Cinema: Charlotte Gainsbourg é “Suzanna Andler”. Este é o seu melhor e mais exigente papel em muitos anos
Benoît Jacquot realiza o drama “Suzanna Andler”, com Charlotte Gainsbourg, Niels Schneider e Nathan Willcocks nos principais papéis. O crítico Francisco Ferreira dá-lhe três estrelas
Benoît Jacquot bateu pela primeira vez à porta de Marguerite Duras com vinte e poucos anos, em 1972, estava ela a preparar “Nathalie Granger”. Ela queria alguém que a ajudasse, ele admirava-a, disse-lhe “estou disponível”. Trabalharia, de resto, naquele filme como assistente e seria de Duras o braço-direito nos dois anos seguintes, até “India Song”.
Jacquot contou-nos esta história nos encontros da Unifrance. Seguiria depois o seu próprio caminho de realizador, guardando um desejo: levar um dia ao cinema “Suzanna Andler”, texto menos representativo de Duras, escrito para teatro, e que deixara reservas à escritora (saiu em pleno maio de 1968).

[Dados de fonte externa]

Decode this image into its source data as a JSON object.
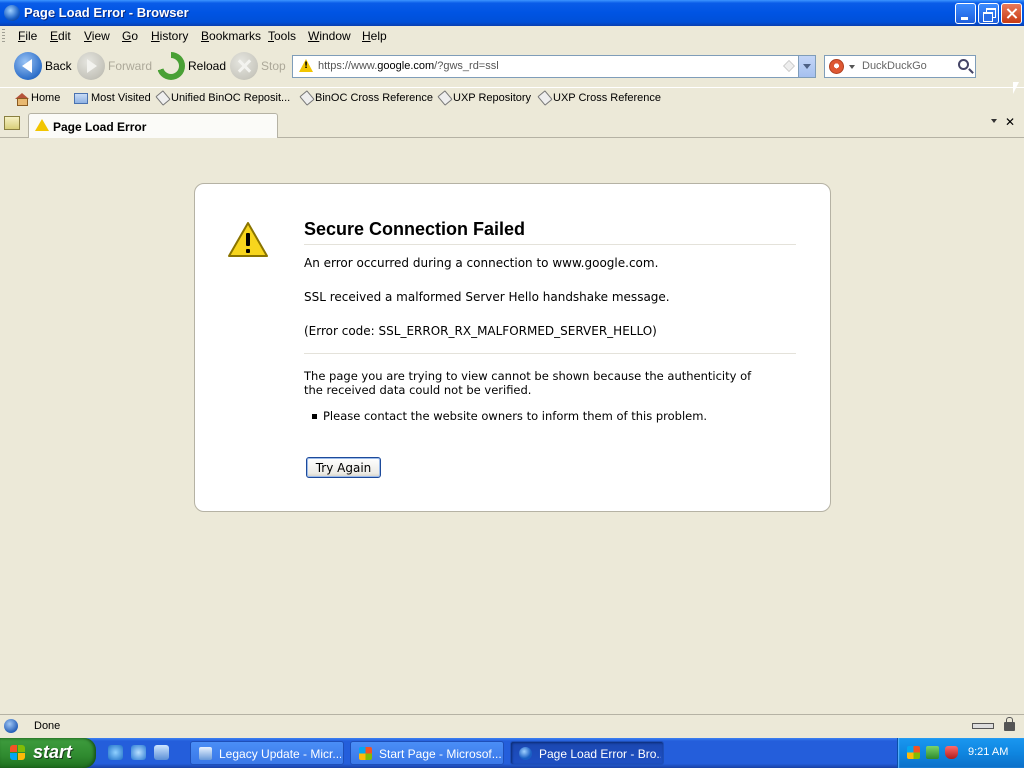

Em Duras, cinema e literatura atraíam-se e testavam-se em simbiose alquimista, certos livros eram publicados a partir de filmes já feitos, numa inversão do processo que costuma existir entre uns e outros. Jacquot, pela proximidade, sabia que Duras não gostava de nenhum filme de outro cineasta feito a partir dos livros dela, salvo o “Hiroshima Meu Amor” de Resnais. Ainda assim, arriscou. “Fui visitá-la a Trouville, a seu pedido, voltei a falar-lhe de ‘Suzanna Andler’. Prometi-lhe que faria o filme que só agora acabei. Ela morreu pouco depois. Foi como se filmasse para o seu fantasma.”
“Suzanna Andler” retrata a personagem do título, mulher de 40 anos, burguesa, presa a casamento infeliz e a um marido infiel que se ouve apenas pela linha telefónica. Estamos nos anos 60. Suzanna visita uma frondosa villa da Riviera Francesa que planeia alugar para as férias de verão da família. E também ela tem um jovem amante (Niels Schneider), que a acompanha.
A incerteza afetiva da personagem, rodeada de luxo e infelicidade, a sua calma torturada e aquela ideia de vazio interior que a própria casa figura são aspetos amplamente desenvolvidos pela interpretação superior de Charlotte Gainsbourg. É o seu melhor e mais exigente papel em muitos anos, feito de vibrações e de murmúrios, de gestos contidos e de olhares de abandono — a vertigem emocional é durassiana e bem-sucedida.